Egan means the holiday stretch, of course, not the egg nog, which is delicious. Made with brandy, a glass runs $13, which could’ve probably bought a quality timepiece and a full-length wig in O. Henry’s day, but late on a Tuesday afternoon, with a wintry mix flurrying about the setting sun, before the boisterous crowds shuffled in, it wasn’t hard to be transported to Christmases past and to toast the spirit of Della and Jim in the reflected glow of a sea of red lights.

“[O. Henry’s] such an American character and it’s too bad an ‘O. Henry’ story has become somewhat of a cliche,” says Amanda Vaill, a writer and former book publisher who edited a 1994 collection of his works. “His other works deserve a bigger audience, but I also still vividly remember reading Magi at age 10 in a holiday anthology and thinking, ‘Oh, my gosh. Oh, no . No! NO!’ I was struck by the cruelty of the universe and the kindness of the characters within it.”
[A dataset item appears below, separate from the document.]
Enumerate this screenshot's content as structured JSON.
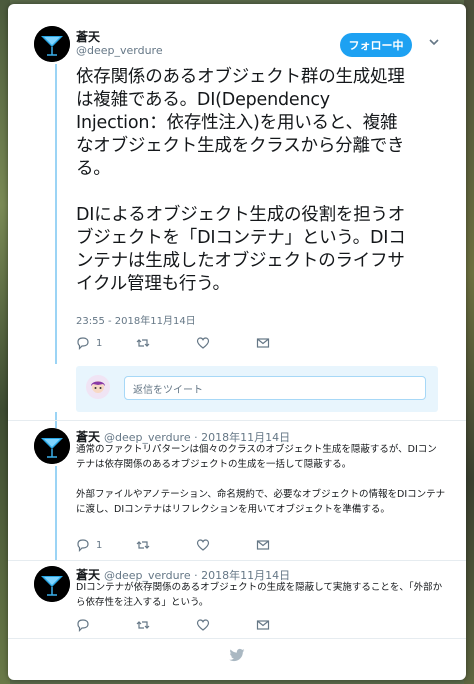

Furman has a similar recollection, saying, “I have fond memories of reading ‘Gift of the Magi’ as a child and thinking hard about the misfortune of the two main characters. It bothered me that they both failed in their presents. That’s how I saw it then. Later, I had an appreciation of the story’s cleverness and how tightly constructed it was—and I understood that it really didn’t matter if the presents weren’t the right ones since, in O. Henry’s view, their sacrifice was a sign of their love. I was more focused as a child on the presents than love.”
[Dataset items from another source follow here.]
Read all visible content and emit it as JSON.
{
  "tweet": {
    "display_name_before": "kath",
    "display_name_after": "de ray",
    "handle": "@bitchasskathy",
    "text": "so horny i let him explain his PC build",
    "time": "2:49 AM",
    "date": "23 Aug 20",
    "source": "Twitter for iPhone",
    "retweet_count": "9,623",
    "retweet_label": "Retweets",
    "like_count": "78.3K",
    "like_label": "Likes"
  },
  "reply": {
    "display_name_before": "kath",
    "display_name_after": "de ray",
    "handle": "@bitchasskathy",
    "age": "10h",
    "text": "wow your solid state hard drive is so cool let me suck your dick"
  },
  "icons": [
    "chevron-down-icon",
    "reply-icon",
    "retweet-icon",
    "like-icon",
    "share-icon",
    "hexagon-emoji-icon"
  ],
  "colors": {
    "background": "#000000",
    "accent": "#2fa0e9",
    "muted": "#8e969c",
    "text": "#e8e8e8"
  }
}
One reason the “Gift of the Magi” has had a longer time in the spotlight than any of the estimated 600 other stories O. Henry wrote over his lifetime--which were extremely popular, by 1920, a decade after his death, some five-million copies of his books had been sold in the United States—is that its seasonal message and framework has been paid homage for years.
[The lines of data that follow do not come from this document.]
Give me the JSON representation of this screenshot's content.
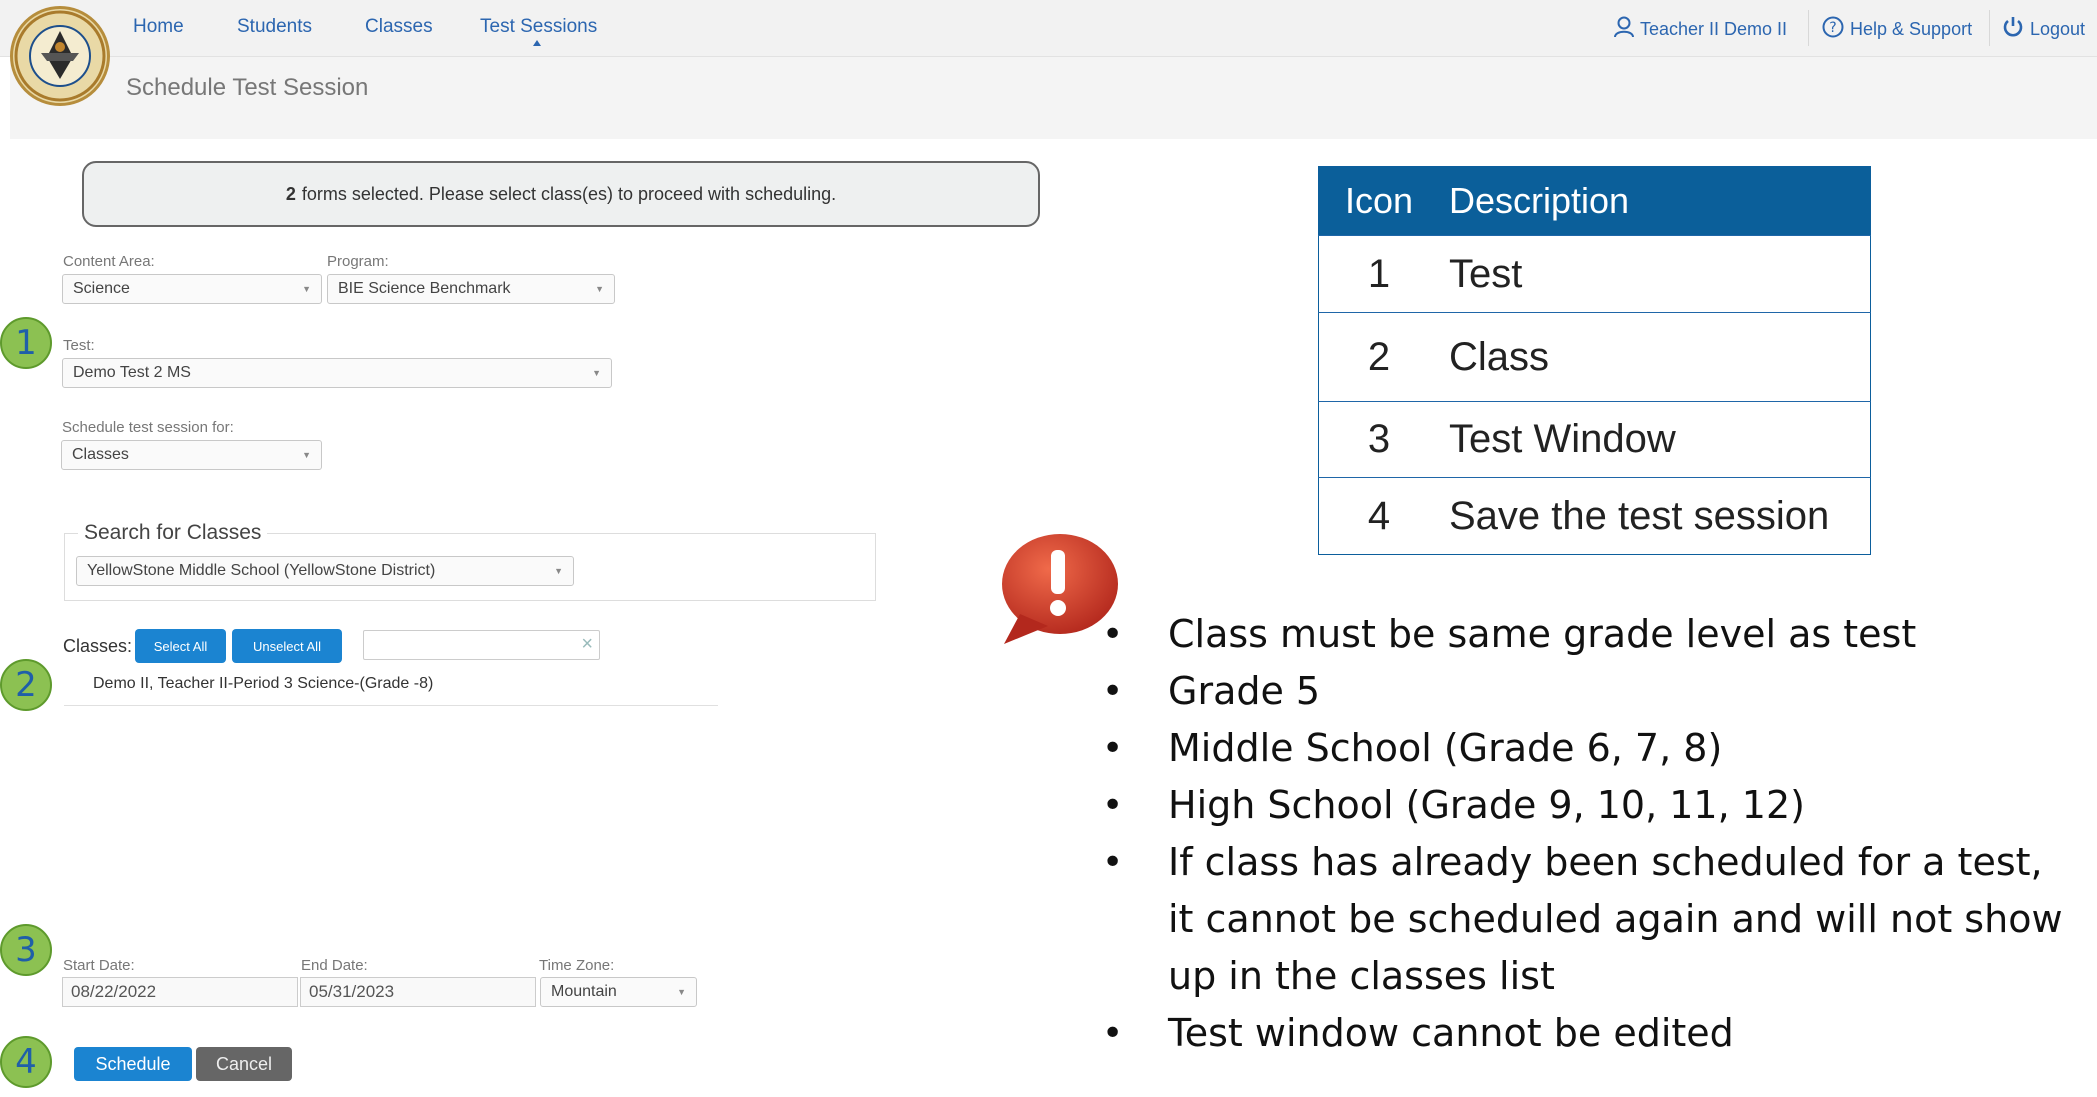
{
  "header": {
    "nav": [
      "Home",
      "Students",
      "Classes",
      "Test Sessions"
    ],
    "user": "Teacher II Demo II",
    "help": "Help & Support",
    "logout": "Logout",
    "page_title": "Schedule Test Session"
  },
  "message": {
    "count": "2",
    "text": "forms selected. Please select class(es) to proceed with scheduling."
  },
  "form": {
    "content_area_label": "Content Area:",
    "content_area_value": "Science",
    "program_label": "Program:",
    "program_value": "BIE Science Benchmark",
    "test_label": "Test:",
    "test_value": "Demo Test 2 MS",
    "schedule_for_label": "Schedule test session for:",
    "schedule_for_value": "Classes",
    "search_legend": "Search for Classes",
    "school_value": "YellowStone Middle School (YellowStone District)",
    "classes_label": "Classes:",
    "select_all": "Select All",
    "unselect_all": "Unselect All",
    "filter_clear": "×",
    "class_item": "Demo II, Teacher II-Period 3 Science-(Grade -8)",
    "start_label": "Start Date:",
    "start_value": "08/22/2022",
    "end_label": "End Date:",
    "end_value": "05/31/2023",
    "tz_label": "Time Zone:",
    "tz_value": "Mountain",
    "schedule_btn": "Schedule",
    "cancel_btn": "Cancel"
  },
  "markers": [
    "1",
    "2",
    "3",
    "4"
  ],
  "legend_table": {
    "headers": [
      "Icon",
      "Description"
    ],
    "rows": [
      {
        "icon": "1",
        "desc": "Test"
      },
      {
        "icon": "2",
        "desc": "Class"
      },
      {
        "icon": "3",
        "desc": "Test Window"
      },
      {
        "icon": "4",
        "desc": "Save the test session"
      }
    ]
  },
  "callout": {
    "icon": "!",
    "bullets": [
      "Class must be same grade level as test",
      "Grade 5",
      "Middle School (Grade 6, 7, 8)",
      "High School (Grade 9, 10, 11, 12)",
      "If class has already been scheduled for a test, it cannot be scheduled again and will not show up in the classes list",
      "Test window cannot be edited"
    ]
  },
  "colors": {
    "accent": "#1b84d1",
    "header_blue": "#0b5f9a",
    "marker_green": "#8cc152",
    "alert_red": "#c9352a"
  }
}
The first one, The Sacrifice, was a silent film directed by D.W. Griffith in 1909. Later versions include O. Henry’s Full House, a 1952 quintet of his stories tied together by on-screen narrator John Steinbeck in his lone acting credit, a 1999 animated riff featuring the famous Disney mice and a harmonica in Mickey’s Once Upon A Christmas, and a tender 2014 Greek short film set during the country’s recent financial crisis. It’s also been a staple television plot, be it in a 1955 “Honeymooners” episode in which Ralph Kramden pawns his beloved bowling ball, a 1988 “Saturday Night Live” parody lampooning a future president impersonated by Phil Hartman and a gold-plated jewel-encrusted golf club door, and the one that introduced many a young Gen-Xer, myself included, to the O. Henry classic. In the 1978 special “Christmas Eve on Sesame Street”, Bert and Ernie follow the formula with a rubber duckie-for a cigar box/paper clip collection-for a soapdish trade. (In the end, Mr. Hooper shows up in the fuzzy roommates bedroom, returns their original items, and tells his Muppet pals they gave him the best gift of all.)

$1.87 might not buy a cup of holiday cheer anymore, but it remains holiday central at Pete’s Tavern, thanks to O. Henry’s deadline masterpiece, be it written with a stiff drink in a booth or not. The holidays are Egan’s craziest time, yet, given a chance to reflect on the Della, Jim, and the dewy-eyed scribe who made his tavern famous, the insanity of the season slips away, for a moment anyway.

“‘Gift of the Magi’ is heartwarming, a beautiful story with a hint of sadness,” he says. “It’s Christmas.”